Die irakischen Sicherheitskräfte verhafteten am Mittwoch einen hochrangigen Befehlshaber einer schiitischen paramilitärischen Organisation wegen Terrorismus und stellten die Regierung gegen die vom Iran unterstützten Milizen.

Der Irak verhaftet hochrangigen schiitischen Milizkommandeur wegen Raketenangriffen auf US-Stützpunkte

Qassim Musleh, ein Befehlshaber der in der Provinz Anbar tätigen Volksmobilisierungskräfte (PMF), ist laut Reuters an Raketenangriffen auf Stützpunkte beteiligt, in denen US-Truppen untergebracht sind .

Andere Nachrichtenorganisationen sagten, er sei im Zusammenhang mit der Ermordung von Aktivisten seit Beginn der reformfördernden Proteste gegen Teheran im Jahr 2019 inhaftiert worden.
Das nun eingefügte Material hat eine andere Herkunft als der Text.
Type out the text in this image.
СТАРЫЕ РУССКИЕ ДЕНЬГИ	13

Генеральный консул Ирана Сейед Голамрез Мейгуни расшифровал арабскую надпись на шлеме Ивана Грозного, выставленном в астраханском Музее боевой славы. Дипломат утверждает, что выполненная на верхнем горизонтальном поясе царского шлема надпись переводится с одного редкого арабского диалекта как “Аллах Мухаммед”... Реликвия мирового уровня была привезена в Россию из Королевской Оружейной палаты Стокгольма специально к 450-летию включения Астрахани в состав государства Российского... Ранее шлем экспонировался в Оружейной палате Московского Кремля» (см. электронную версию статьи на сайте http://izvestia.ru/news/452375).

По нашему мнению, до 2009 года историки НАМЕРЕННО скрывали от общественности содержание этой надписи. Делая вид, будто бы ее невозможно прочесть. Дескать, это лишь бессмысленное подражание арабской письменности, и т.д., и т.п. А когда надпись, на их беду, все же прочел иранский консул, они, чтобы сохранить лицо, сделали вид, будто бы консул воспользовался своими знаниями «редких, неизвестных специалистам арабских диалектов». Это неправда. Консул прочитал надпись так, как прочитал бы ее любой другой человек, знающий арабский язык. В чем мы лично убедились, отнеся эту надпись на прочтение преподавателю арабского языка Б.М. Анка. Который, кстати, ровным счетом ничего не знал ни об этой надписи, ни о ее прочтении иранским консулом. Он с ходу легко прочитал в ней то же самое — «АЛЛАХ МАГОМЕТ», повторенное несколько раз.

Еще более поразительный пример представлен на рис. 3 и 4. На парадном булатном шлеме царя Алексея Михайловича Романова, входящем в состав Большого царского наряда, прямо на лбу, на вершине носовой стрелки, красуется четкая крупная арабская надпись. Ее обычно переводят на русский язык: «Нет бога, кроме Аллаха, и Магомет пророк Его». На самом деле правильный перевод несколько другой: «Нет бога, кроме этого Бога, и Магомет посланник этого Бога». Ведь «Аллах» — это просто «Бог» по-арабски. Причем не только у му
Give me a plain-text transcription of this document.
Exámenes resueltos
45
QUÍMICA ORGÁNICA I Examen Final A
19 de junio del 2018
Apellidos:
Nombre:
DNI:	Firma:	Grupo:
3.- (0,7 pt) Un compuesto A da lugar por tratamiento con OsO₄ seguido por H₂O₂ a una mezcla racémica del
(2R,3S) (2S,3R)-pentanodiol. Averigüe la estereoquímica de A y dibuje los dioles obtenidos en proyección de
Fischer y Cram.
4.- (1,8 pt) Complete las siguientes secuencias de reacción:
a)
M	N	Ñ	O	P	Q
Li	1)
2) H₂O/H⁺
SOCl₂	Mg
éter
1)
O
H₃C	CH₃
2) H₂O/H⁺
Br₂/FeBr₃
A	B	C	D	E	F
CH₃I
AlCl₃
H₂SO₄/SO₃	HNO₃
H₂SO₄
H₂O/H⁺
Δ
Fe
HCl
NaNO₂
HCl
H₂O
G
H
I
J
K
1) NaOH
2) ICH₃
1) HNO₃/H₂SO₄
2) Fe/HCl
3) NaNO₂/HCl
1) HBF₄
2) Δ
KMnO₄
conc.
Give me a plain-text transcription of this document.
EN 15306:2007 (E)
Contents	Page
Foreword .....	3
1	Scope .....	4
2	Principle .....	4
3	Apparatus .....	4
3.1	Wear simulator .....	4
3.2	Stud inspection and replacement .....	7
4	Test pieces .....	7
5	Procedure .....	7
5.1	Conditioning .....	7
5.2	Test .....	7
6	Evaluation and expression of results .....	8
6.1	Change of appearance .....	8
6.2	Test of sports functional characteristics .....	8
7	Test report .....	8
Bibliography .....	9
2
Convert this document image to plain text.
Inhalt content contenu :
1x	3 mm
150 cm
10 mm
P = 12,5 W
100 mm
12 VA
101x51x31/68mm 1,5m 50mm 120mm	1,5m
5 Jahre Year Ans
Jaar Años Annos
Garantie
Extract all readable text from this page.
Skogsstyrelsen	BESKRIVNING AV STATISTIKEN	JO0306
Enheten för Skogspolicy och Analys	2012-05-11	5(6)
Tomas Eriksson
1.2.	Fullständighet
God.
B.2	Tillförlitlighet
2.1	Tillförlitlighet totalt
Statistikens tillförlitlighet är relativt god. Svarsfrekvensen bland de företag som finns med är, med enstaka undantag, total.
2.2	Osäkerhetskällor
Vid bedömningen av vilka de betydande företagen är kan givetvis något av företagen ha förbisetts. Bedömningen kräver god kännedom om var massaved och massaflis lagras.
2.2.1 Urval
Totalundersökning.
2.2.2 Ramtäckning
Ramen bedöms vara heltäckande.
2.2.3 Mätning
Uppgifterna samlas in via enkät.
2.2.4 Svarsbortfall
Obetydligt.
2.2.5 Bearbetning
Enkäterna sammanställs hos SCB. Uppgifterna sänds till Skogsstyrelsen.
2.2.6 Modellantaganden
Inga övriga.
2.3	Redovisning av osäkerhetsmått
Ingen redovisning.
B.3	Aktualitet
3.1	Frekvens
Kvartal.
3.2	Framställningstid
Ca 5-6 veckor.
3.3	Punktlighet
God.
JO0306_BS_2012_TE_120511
Mehr als 70 Aktivisten sind Opfer einer Welle von Morden, Entführungen und Schlägen geworden, die offenbar von iranisch unterstützten Kräften verübt wurden im Irak.


Die PMF, die eine Basis in Bagdads stark befestigter grüner Zone hat, setzte Truppen ein, um das Hauptquartier von I raqi-Premierminister Mustafa al-Kadhimi auf dem Gelände zu umgeben .
Die irakischen Sicherheitskräfte brachten Verstärkung, um das Gebiet zu schützen, in dem sich viele Botschaften und Regierungsbüros befinden. Zeugen sagten, die PMF habe auch bewaffnete Männer und Fahrzeuge an der Brücke vom 14. Juli in die Grüne Zone eingesetzt.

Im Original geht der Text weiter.